Y las posibilidades de sanar de la medicina es una de ellas. Aun así, sabemos perfectamente que no es todopoderosa, que nos acechan enfermedades de muy diversos tipos o senilidades incapacitantes. Y al hilo de los dolores o desmembramientos emocionales o identitarios que ello acarrea, llega la conciencia de nuestra finitud, consecuencia de la más inevitable de las “enfermedades”, el envejecimiento, y su conclusión, la muerte, de la que trata, en su dimensión más general, no limitada a los humanos, otra obra, Todas las muertes (Crítica, 2023), de Ricard Solé.

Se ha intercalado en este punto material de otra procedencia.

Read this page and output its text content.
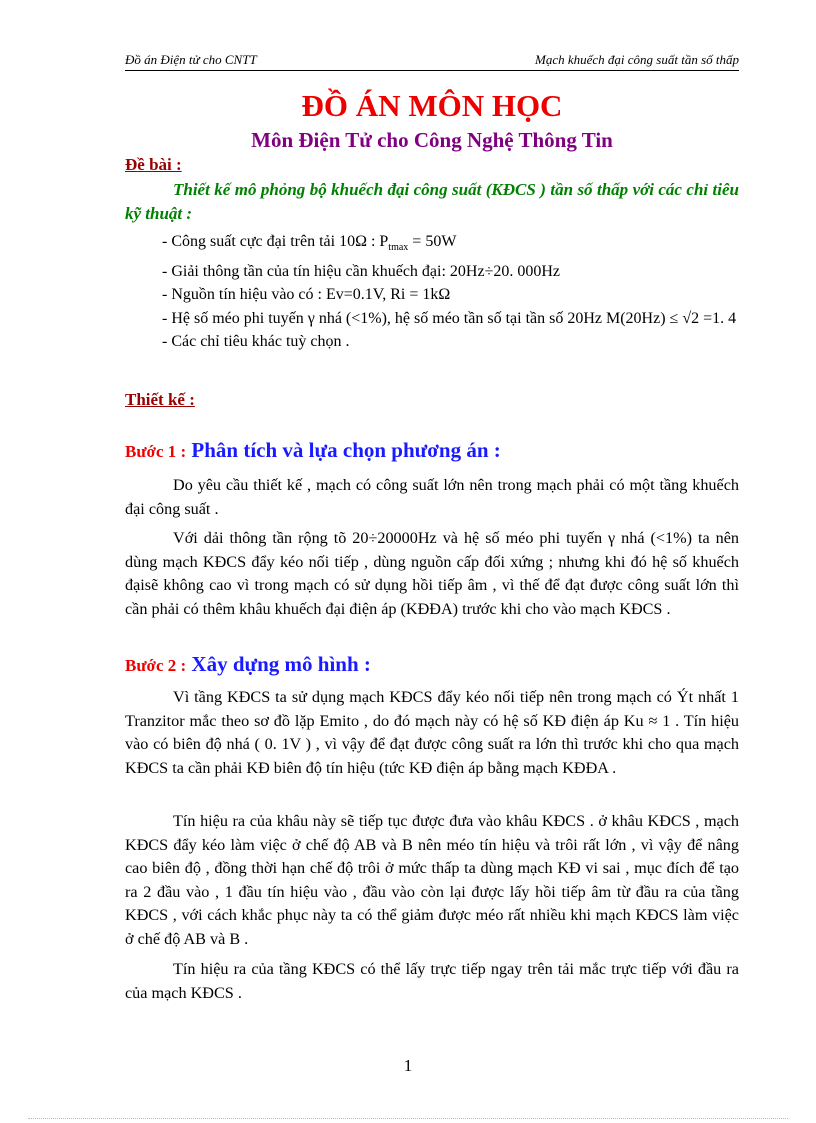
Đồ án Điện tử cho CNTT	Mạch khuếch đại công suất tần số thấp
ĐỒ ÁN MÔN HỌC
Môn Điện Tử cho Công Nghệ Thông Tin
Đề bài :
Thiết kế mô phỏng bộ khuếch đại công suất (KĐCS ) tần số thấp với các chỉ tiêu kỹ thuật :

- Công suất cực đại trên tải 10Ω : $P_{tmax} = 50W$

- Giải thông tần của tín hiệu cần khuếch đại: 20Hz÷20. 000Hz

- Nguồn tín hiệu vào có : Ev=0.1V, Ri = 1kΩ

- Hệ số méo phi tuyến γ nhá (<1%), hệ số méo tần số tại tần số 20Hz M(20Hz) ≤ √2 =1. 4

- Các chỉ tiêu khác tuỳ chọn .

Thiết kế :
Bước 1 : Phân tích và lựa chọn phương án :

Do yêu cầu thiết kế , mạch có công suất lớn nên trong mạch phải có một tầng khuếch đại công suất .

Với dải thông tần rộng tõ 20÷20000Hz và hệ số méo phi tuyến γ nhá (<1%) ta nên dùng mạch KĐCS đẩy kéo nối tiếp , dùng nguồn cấp đối xứng ; nhưng khi đó hệ số khuếch đạisẽ không cao vì trong mạch có sử dụng hồi tiếp âm , vì thế để đạt được công suất lớn thì cần phải có thêm khâu khuếch đại điện áp (KĐĐA) trước khi cho vào mạch KĐCS .

Bước 2 : Xây dựng mô hình :

Vì tầng KĐCS ta sử dụng mạch KĐCS đẩy kéo nối tiếp nên trong mạch có Ýt nhất 1 Tranzitor mắc theo sơ đồ lặp Emito , do đó mạch này có hệ số KĐ điện áp Ku ≈ 1 . Tín hiệu vào có biên độ nhá ( 0. 1V ) , vì vậy để đạt được công suất ra lớn thì trước khi cho qua mạch KĐCS ta cần phải KĐ biên độ tín hiệu (tức KĐ điện áp bằng mạch KĐĐA .

Tín hiệu ra của khâu này sẽ tiếp tục được đưa vào khâu KĐCS . ở khâu KĐCS , mạch KĐCS đẩy kéo làm việc ở chế độ AB và B nên méo tín hiệu và trôi rất lớn , vì vậy để nâng cao biên độ , đồng thời hạn chế độ trôi ở mức thấp ta dùng mạch KĐ vi sai , mục đích để tạo ra 2 đầu vào , 1 đầu tín hiệu vào , đầu vào còn lại được lấy hồi tiếp âm từ đầu ra của tầng KĐCS , với cách khắc phục này ta có thể giảm được méo rất nhiều khi mạch KĐCS làm việc ở chế độ AB và B .

Tín hiệu ra của tầng KĐCS có thể lấy trực tiếp ngay trên tải mắc trực tiếp với đầu ra của mạch KĐCS .

1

De uno de los caminos por los que transita la enfermedad trata un nuevo libro, Al final, asuntos de vida o muerte (Salamandra 2023), del neurocirujano británico Henry Marsh. Antes de que un cáncer de próstata le invadiera, él era el médico que en sus libros anteriores recordaba y explicaba casos – ciertamente con gran empatía– con los que se había enfrentado.

Hoy es el paciente al que no se le puede engañar porque sabe. “Ahora –escribe –, cuando pienso en cómo la incertidumbre sobre mi futuro y la proximidad de la muerte me atormentaban, cómo daba bandazos entre la esperanza y la desesperación, me asombra lo poco que reflexionaba sobre el efecto que mis palabras producían en mis pacientes”. Sincero reconocimiento, pero tardío, que me lleva de nuevo a recordar lo necesario que es la relación médico-enfermo. Ya sé que el tiempo apremia, que son muchos los pacientes a tratar, que hay muchas máquinas en las que es fácil, y seguramente necesario, delegar, pero ¿puede una máquina consolar?